Google has removed two ad-blocking extensions from the Chrome Web Store because they were caught collecting user data.
The news came from Reddit, through the report of a user, Jammed_Death, who shed light on some strange behavior recently detected on the two offending extensions — Nano Adblocker and Nano Defender.
Like any other ad blockers, they were installed to block unwanted ads and banners on websites but the malicious code for collecting data was added to the extensions in early October 2020, when the author of Nano Adblocker and Nano Defender sold both extensions to some “Turkish development team.”
Interestingly, the new owners did not even change the name of the author, clearly trying to hide the fact of the sale, so that the true cause of the appearance of the malicious code was more difficult to detect. Nano Adblocker had over 50,000 installations, while Nano Defender had about 200,000.
However, after the sale, many users, including the creator of the uBlock Origin blocker Raymond Hill, found that the behavior of the extensions had changed by no means for the better.

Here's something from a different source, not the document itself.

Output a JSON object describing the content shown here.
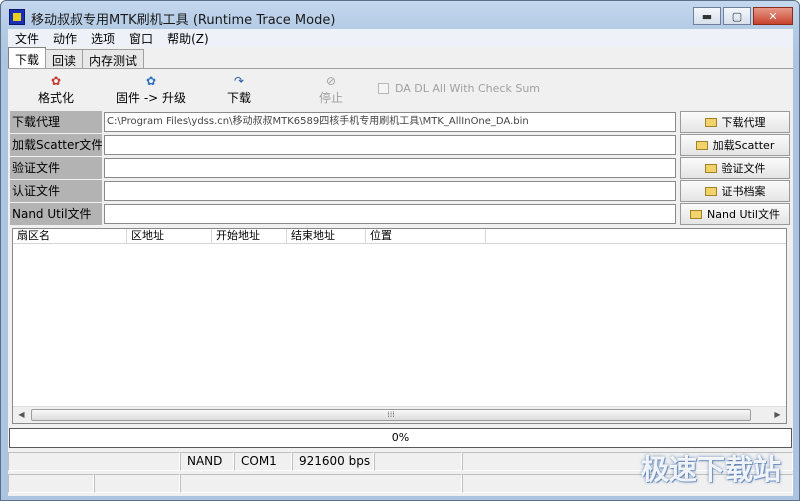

“The extension is now designed to lookup specific information from your outgoing network requests according to an externally configurable heuristics and send it to https://def.dev-nano.com/.” — explains Hill in HitHub issue announcent.
According to the original developer, the best way to get rid of the problem would be to remove the two extensions immediately. In the meantime, he himself has reported the add-ons to Google as malware, thus initiating an automatic removal procedure by the browser.
It should be noted that the Firefox versions of Nano Adblocker and Nano Defender do not and have never contained malware, since they were not sold and are generally managed by another developer.